"No," he says. "Wolves don't hunt kids. And these wolves are behind strong fences. Everyone's safe."
The girl considers this seriously. "But Ashley says he ate Little Red Riding Hood. And I'm wearing a red jacket."
Reid's expression doesn't change. "Ashley's thinking of a different wolf. That one's fictional. These ones are real, whichmeans they follow real rules." A pause. "Real rule number one: they don't eat people in red jackets."
A beat.
"Or any other colour."
The girl absorbs this with great seriousness. Then she spins and launches herself back into the group. "Ashley, you were being silly."
I open my hand.
The pen cap drops onto the counter. The mark it left in my palm is red and precise, a small crescent pressed into the skin. I look at it. Then I close my fingers softly and let my hand drop to my side.
Something has moved. I don't know exactly what Reid did or how it crossed the distance between us but it did. The fist in my chest has loosened one degree. Not gone. One degree.
I look up and he's watching me. That steady, unhurried attention that asks nothing back.
He leans in close. "Are you okay?"
I reach out and close my hand around his bicep. The muscle under my fingers is solid and warm and I squeeze once and nod.
He straightens. Turns to the room.
"Okay." His voice carries without being raised. The children settle with a speed that surprises me. "Before we go anywhere. Three rules." He holds up fingers. "No running near the enclosures. No screaming. Stay behind the railings at all times." He looks at them steadily. "They're not dogs. They're wild animals. We watch them quietly. Everyone understand?"
A ragged chorus ofyesandyeahand one solemn nod from the girl in the red jacket.
Reid looks at me briefly. "I'm sorry. I forgot this was today." He tilts his head toward the hallway. "My office is just through there. You can wait there if you want. They'll be gone in about forty-five minutes."
I look at the children. The teacher is gathering them at the door, counting again, the patient and practised count of someone who has done this many times and still loves it. A small boy is studying the wall map. Two girls are whispering behind their hands, eyes wide, already thrilled by something.
The ache in my chest shifts and makes room for something else to sit alongside it.
"I'll come," I say. "I can help."
The children are quieter than I expect once we're outside. Something about the enclosures does it. The scale of the fencing, the way the trees go tall and close around the path. They cluster together and move in a group and Reid walks at the front and I walk at the back with the teacher and watch him.
He stops at the first enclosure and explains what they're looking at, why the animals are here, injured or orphaned, unable to survive in the wild on their own.
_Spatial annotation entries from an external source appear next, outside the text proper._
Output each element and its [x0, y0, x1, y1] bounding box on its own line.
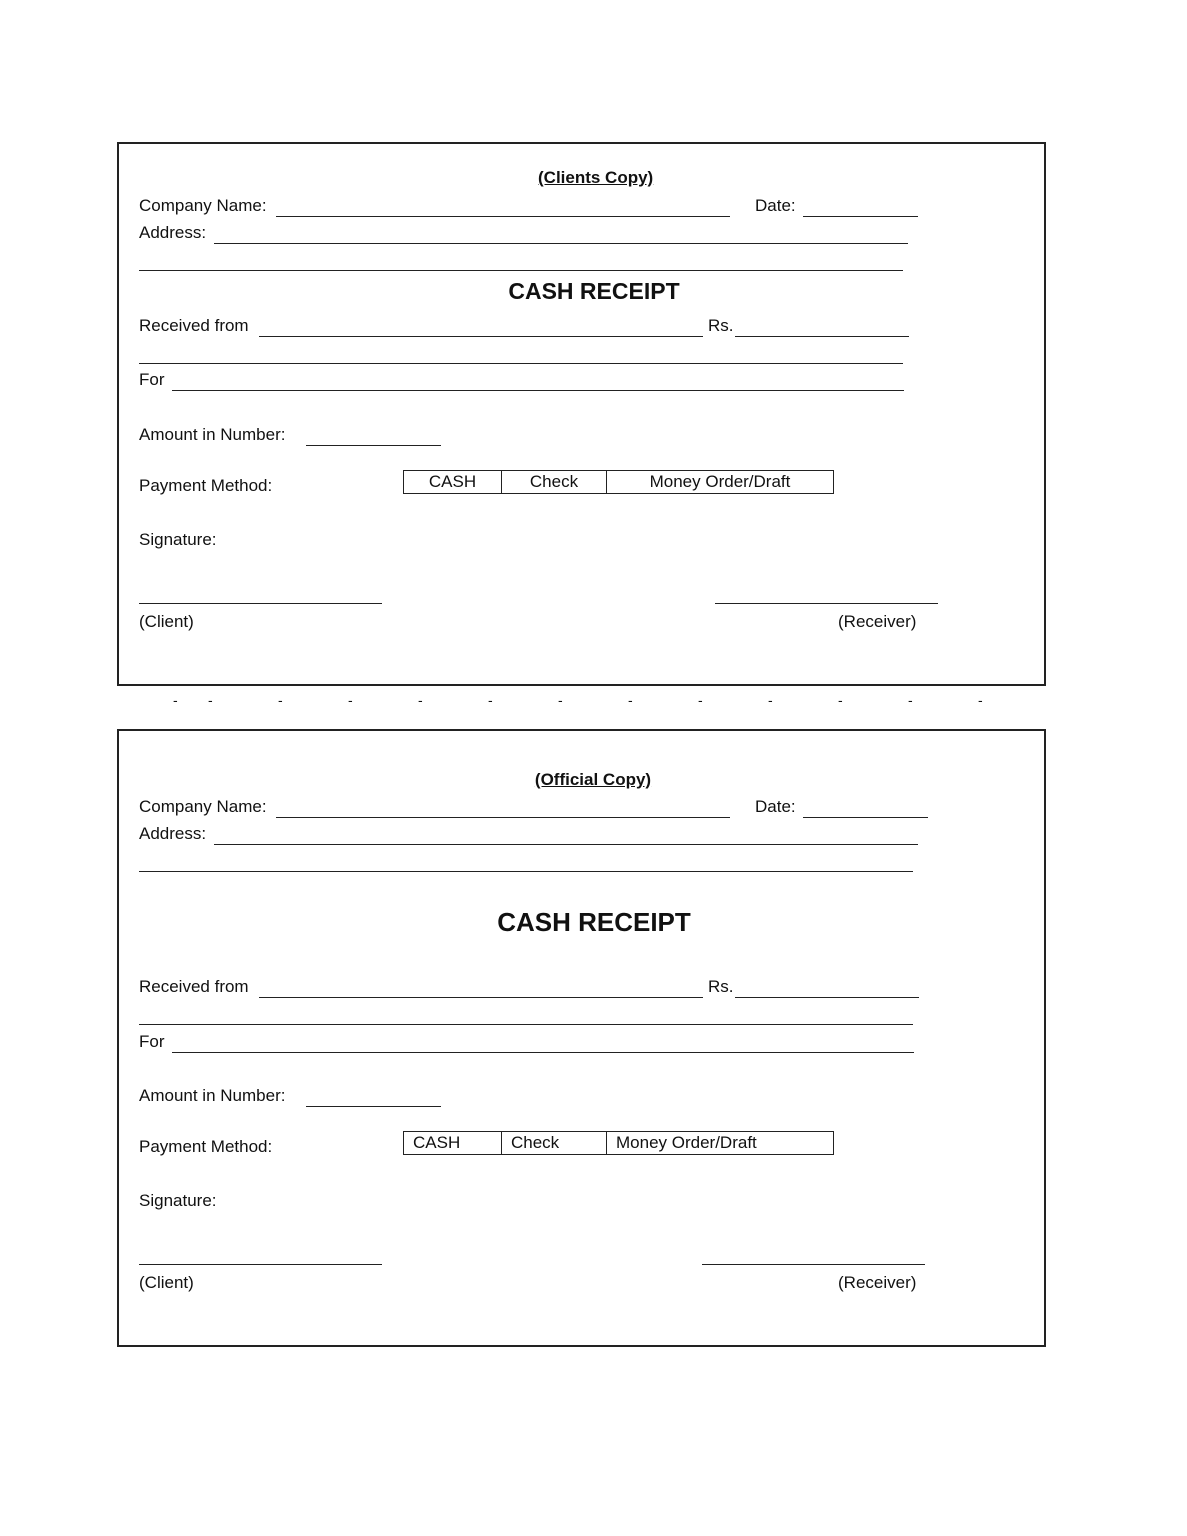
date-label: Date: [755, 196, 796, 215]
client-label: (Client) [139, 1273, 194, 1292]
payment-method-table [403, 1131, 834, 1155]
date-label: Date: [755, 797, 796, 816]
signature-label: Signature: [139, 530, 217, 549]
client-signature-line[interactable] [139, 1264, 382, 1265]
date-field[interactable] [803, 216, 918, 217]
separator-dash: - [768, 692, 773, 708]
received-from-field[interactable] [259, 336, 703, 337]
for-label: For [139, 1032, 165, 1051]
company-name-field[interactable] [276, 216, 730, 217]
separator-dash: - [628, 692, 633, 708]
payment-method-label: Payment Method: [139, 476, 273, 495]
separator-dash: - [173, 692, 178, 708]
payment-method-label: Payment Method: [139, 1137, 273, 1156]
company-name-label: Company Name: [139, 797, 267, 816]
separator-dash: - [488, 692, 493, 708]
receiver-label: (Receiver) [838, 1273, 917, 1292]
received-from-field-line-2[interactable] [139, 1024, 913, 1025]
official-copy-receipt [117, 729, 1046, 1347]
amount-in-number-label: Amount in Number: [139, 1086, 286, 1105]
copy-label: (Clients Copy) [538, 168, 654, 187]
rs-field[interactable] [735, 336, 909, 337]
receiver-signature-line[interactable] [715, 603, 938, 604]
separator-dash: - [978, 692, 983, 708]
separator-dash: - [558, 692, 563, 708]
clients-copy-receipt [117, 142, 1046, 686]
payment-method-table [403, 470, 834, 494]
receipt-title: CASH RECEIPT [497, 907, 691, 937]
for-field[interactable] [172, 1052, 914, 1053]
company-name-field[interactable] [276, 817, 730, 818]
for-field[interactable] [172, 390, 904, 391]
separator-dash: - [418, 692, 423, 708]
client-signature-line[interactable] [139, 603, 382, 604]
rs-label: Rs. [708, 977, 734, 996]
amount-in-number-field[interactable] [306, 1106, 441, 1107]
rs-field[interactable] [735, 997, 919, 998]
address-field-line-2[interactable] [139, 871, 913, 872]
payment-option-money-order[interactable]: Money Order/Draft [649, 472, 791, 491]
receipt-title: CASH RECEIPT [508, 278, 680, 304]
company-name-label: Company Name: [139, 196, 267, 215]
received-from-field[interactable] [259, 997, 703, 998]
payment-option-check[interactable]: Check [502, 1132, 607, 1154]
separator-dash: - [838, 692, 843, 708]
received-from-label: Received from [139, 316, 249, 335]
address-field[interactable] [214, 243, 908, 244]
amount-in-number-label: Amount in Number: [139, 425, 286, 444]
address-field[interactable] [214, 844, 918, 845]
separator-dash: - [208, 692, 213, 708]
payment-option-money-order[interactable]: Money Order/Draft [616, 1133, 757, 1152]
received-from-field-line-2[interactable] [139, 363, 903, 364]
signature-label: Signature: [139, 1191, 217, 1210]
amount-in-number-field[interactable] [306, 445, 441, 446]
address-label: Address: [139, 223, 207, 242]
received-from-label: Received from [139, 977, 249, 996]
payment-option-cash[interactable]: CASH [404, 1132, 502, 1154]
separator-dash: - [908, 692, 913, 708]
receiver-signature-line[interactable] [702, 1264, 925, 1265]
copy-label: (Official Copy) [534, 770, 652, 789]
receiver-label: (Receiver) [838, 612, 917, 631]
separator-dash: - [278, 692, 283, 708]
address-field-line-2[interactable] [139, 270, 903, 271]
separator-dash: - [348, 692, 353, 708]
rs-label: Rs. [708, 316, 734, 335]
payment-option-cash[interactable]: CASH [404, 471, 502, 493]
payment-option-check[interactable]: Check [502, 471, 607, 493]
for-label: For [139, 370, 165, 389]
client-label: (Client) [139, 612, 194, 631]
date-field[interactable] [803, 817, 928, 818]
address-label: Address: [139, 824, 207, 843]
separator-dash: - [698, 692, 703, 708]
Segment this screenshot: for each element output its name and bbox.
He explains what wolves eat and how a pack operates and what happens to an ecosystem when the apex predator is removed, and he does all of it in language that is simple without being small, and the children ask questions and he answers every one directly.
A boy asks why wolves can't just live with people like dogs.
Reid thinks about it for a moment. "Dogs chose to live with people a long time ago. Wolves chose not to."
The boy nods. Done.
I watch Reid with a child who won't go near the fence. A small girl near the back, hanging slightly behind the group, watching the enclosure from a distance that feels safe to her. Reid doesn't call her forward. He doesn't wave her over or crouch down or do any of the things that would make his attention a pressure. He just moves to stand near her and talks about what the wolf inside is doing right now. Matter-of-fact. Specific details. What the pacing means. Where the animal is looking. Until the girl takes one small step forward on her own.
Then it's over. The children file back to the bus, and the teacher shakes Reid's hand and thanks me and counts heads one final time at the door. The bus engine turns over. The voices thin and then disappear down the drive.
I stand in the parking lot.
The cold is clean after the rain, the air washed out and sharp. I look up.
The sky has changed completely. The grey is gone. What's left is blue, a deep clear blue that goes up further than seems possible, and the light in it is the specific light that only comes after the rain. I stand in it with my face up and I feel the morning moving through me. The pen cap. The girl in the red jacket. Reid on one knee on the reception floor. The wolves. The children. All of it at once, moving through me in a single wave, and I let it move without trying to stop it.
Reid comes to stand beside me. His hand finds mine.